> On 31. Oct 2025, at 10:18, Julien Grall <[email protected]> wrote:
>
>
>
> On 31/10/2025 00:20, Mohamed Mediouni wrote:
>>> On 31. Oct 2025, at 00:55, Julien Grall <[email protected]> wrote:
>>>
>>> Hi Mohamed,
>>>
>>> On 30/10/2025 18:33, Mohamed Mediouni wrote:
>>>>> On 30. Oct 2025, at 14:41, [email protected] wrote:
>>>>>
>>>>> Adding @[email protected] and replying to his questions he asked over
>>>>> #XenDevel:matrix.org.
>>>>>
>>>>> can you add some details why the implementation cannot be optimized in
>>>>> KVM? Asking because I have never seen such issue when running Xen on QEMU
>>>>> (without nested virt enabled).
>>>>> AFAIK when Xen is run on QEMU without virtualization, then instructions
>>>>> are emulated in QEMU while with KVM, ideally the instruction should run
>>>>> directly on hardware except in some special cases (those trapped by
>>>>> FGT/CGT). Such as this one where KVM maintains shadow page tables for
>>>>> each VM. It traps these instructions and emulates them with callback such
>>>>> as handle_vmalls12e1is(). The way this callback is implemented, it has to
>>>>> iterate over the whole address space and clean-up the page tables which
>>>>> is a costly operation. Regardless of this, it should still be optimized
>>>>> in Xen as invalidating a selective range would be much better than
>>>>> invalidating a whole range of 48-bit address space.
>>>>> Some details about your platform and use case would be helpful. I am
>>>>> interested to know whether you are using all the features for nested virt.
>>>>> I am using AWS G4. My use case is to run Xen as guest hypervisor. Yes,
>>>>> most of the features are enabled except VHE or those which are disabled
>>>>> by KVM.
>>>> Hello,
>>>> You mean Graviton4 (for reference to others, from a bare metal instance)?
>>>> Interesting to see people caring about nested virt there :) - and
>>>> hopefully using it wasn’t too much of a pain for you to deal with.
>>>>>
>>>>> ; switch to current VMID
>>>>> tlbi rvae1, guest_vaddr ; first invalidate stage-1 TLB by guest VA for
>>>>> current VMID
>>>>> tlbi ripas2e1, guest_paddr ; then invalidate stage-2 TLB by IPA range for
>>>>> current VMID
>>>>> dsb ish
>>>>> isb
>>>>> ; switch back the VMID
>>>>> • This is where I am not quite sure and I was hoping that if someone
>>>>> with Arm expertise could sign off on this so that I can work on its
>>>>> implementation in Xen.
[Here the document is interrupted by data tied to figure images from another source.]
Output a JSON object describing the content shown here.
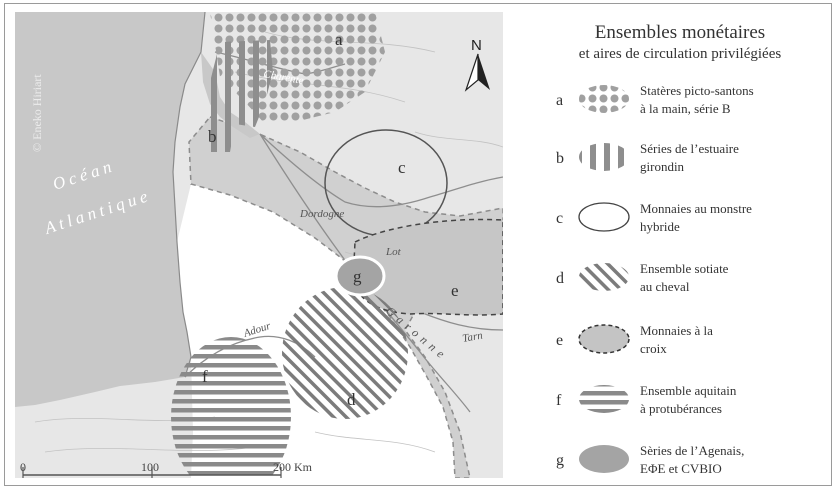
{
  "map": {
    "watermark": "© Eneko Hiriart",
    "north_label": "N",
    "sea_label_1": "Océan",
    "sea_label_2": "Atlantique",
    "rivers": {
      "charente": "Charente",
      "dordogne": "Dordogne",
      "lot": "Lot",
      "garonne": "Garonne",
      "adour": "Adour",
      "tarn": "Tarn"
    },
    "areas": [
      {
        "letter": "a"
      },
      {
        "letter": "b"
      },
      {
        "letter": "c"
      },
      {
        "letter": "d"
      },
      {
        "letter": "e"
      },
      {
        "letter": "f"
      },
      {
        "letter": "g"
      }
    ],
    "scale": {
      "ticks": [
        "0",
        "100",
        "200 Km"
      ]
    }
  },
  "legend": {
    "title": "Ensembles monétaires",
    "subtitle": "et aires de circulation privilégiées",
    "items": [
      {
        "letter": "a",
        "line1": "Statères picto-santons",
        "line2": "à la main, série B",
        "pattern": "dots"
      },
      {
        "letter": "b",
        "line1": "Séries de l’estuaire",
        "line2": "girondin",
        "pattern": "vertical"
      },
      {
        "letter": "c",
        "line1": "Monnaies au monstre",
        "line2": "hybride",
        "pattern": "outline"
      },
      {
        "letter": "d",
        "line1": "Ensemble sotiate",
        "line2": "au cheval",
        "pattern": "diagonal"
      },
      {
        "letter": "e",
        "line1": "Monnaies à la",
        "line2": "croix",
        "pattern": "dashed"
      },
      {
        "letter": "f",
        "line1": "Ensemble aquitain",
        "line2": "à protubérances",
        "pattern": "horizontal"
      },
      {
        "letter": "g",
        "line1": "Sèries de l’Agenais,",
        "line2": "ΕΦΕ et CVBIO",
        "pattern": "solid"
      }
    ]
  },
  "colors": {
    "sea": "#c9c9c9",
    "land": "#e8e8e8",
    "corridor": "#cfcfcf",
    "pattern": "#9a9a9a",
    "text": "#333333",
    "water_label": "#ffffff"
  }
}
This will be an optimization not only for
>>>>> virtualized hardware but also in general for Xen on arm64 machines.
>>>>>
>>>> Note that the documentation says
>>>>> The invalidation is not required to apply to caching structures that
>>>>> combine stage 1 and stage 2 translation table entries.
>>>> for TLBIP RIPAS2E1
>>>>> • The second place in Xen where this is problematic is when multiple
>>>>> vCPUs of the same domain juggle on single pCPU, TLBs are invalidated
>>>>> everytime a different vCPU runs on a pCPU. I do not know how this can be
>>>>> optimized. Any support on this is appreciated.
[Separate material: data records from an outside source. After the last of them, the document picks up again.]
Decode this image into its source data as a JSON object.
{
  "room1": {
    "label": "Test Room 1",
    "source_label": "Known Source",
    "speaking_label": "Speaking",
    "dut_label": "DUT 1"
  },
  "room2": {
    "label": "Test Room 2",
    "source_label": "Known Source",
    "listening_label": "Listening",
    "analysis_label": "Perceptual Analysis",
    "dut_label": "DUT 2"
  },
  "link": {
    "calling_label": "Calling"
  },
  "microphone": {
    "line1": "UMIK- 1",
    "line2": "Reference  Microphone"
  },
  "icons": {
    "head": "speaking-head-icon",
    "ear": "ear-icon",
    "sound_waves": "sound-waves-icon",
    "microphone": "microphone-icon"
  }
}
>>>> One way to handle this is every invalidate within the VM a broadcast TLB
>>>> invalidate (HCR_EL2.FB is what you’re looking for) and then forego that
>>>> TLB maintenance as it’s no longer necessary. This should not have a
>>>> practical performance impact.
>>>
>>> To confirm my understanding, you are suggesting to rely on the L2 guest to
>>> send the TLB flush. Did I understanding correctly? If so, wouldn't this
>>> open a security hole because a misbehaving guest may never send the TLB
>>> flush?
>>>
>> Hello,
>> HCR_EL2.FB can be used to make every TLB invalidate the guest issues (which
>> is a stage1 one) a broadcast TLB invalidate.
>
> Xen already sets HCR_EL2.FB. But I believe this is only solving the problem
> where the vCPU is moved to another pCPU. This doesn't solve the problem where
> two vCPUs from the same VM is sharing the same pCPU.
>
> Per the Arm Arm each CPU have their own private TLBs. So we have to flush
> between vCPU of the same domains to avoid translations from vCPU 1 to "leak"
> to the vCPU 2 (they may have confliected page-tables).
Hm… it varies on whether the VM uses CnP or not (and whether the HW supports
it)… (Linux does…)
> KVM has a similar logic see "last_vcpu_ran" and "__kvm_flush_cpu_context()".
> That said... they are using "vmalle1" whereas we are using "vmalls12e1". So
> maybe we can relax it. Not sure if this would make any difference for the
> performance though.
vmalle1 avoids the problem here (because it only invalidates stage-1
translations).
> Cheers,
>
> --
> Julien Grall
>
>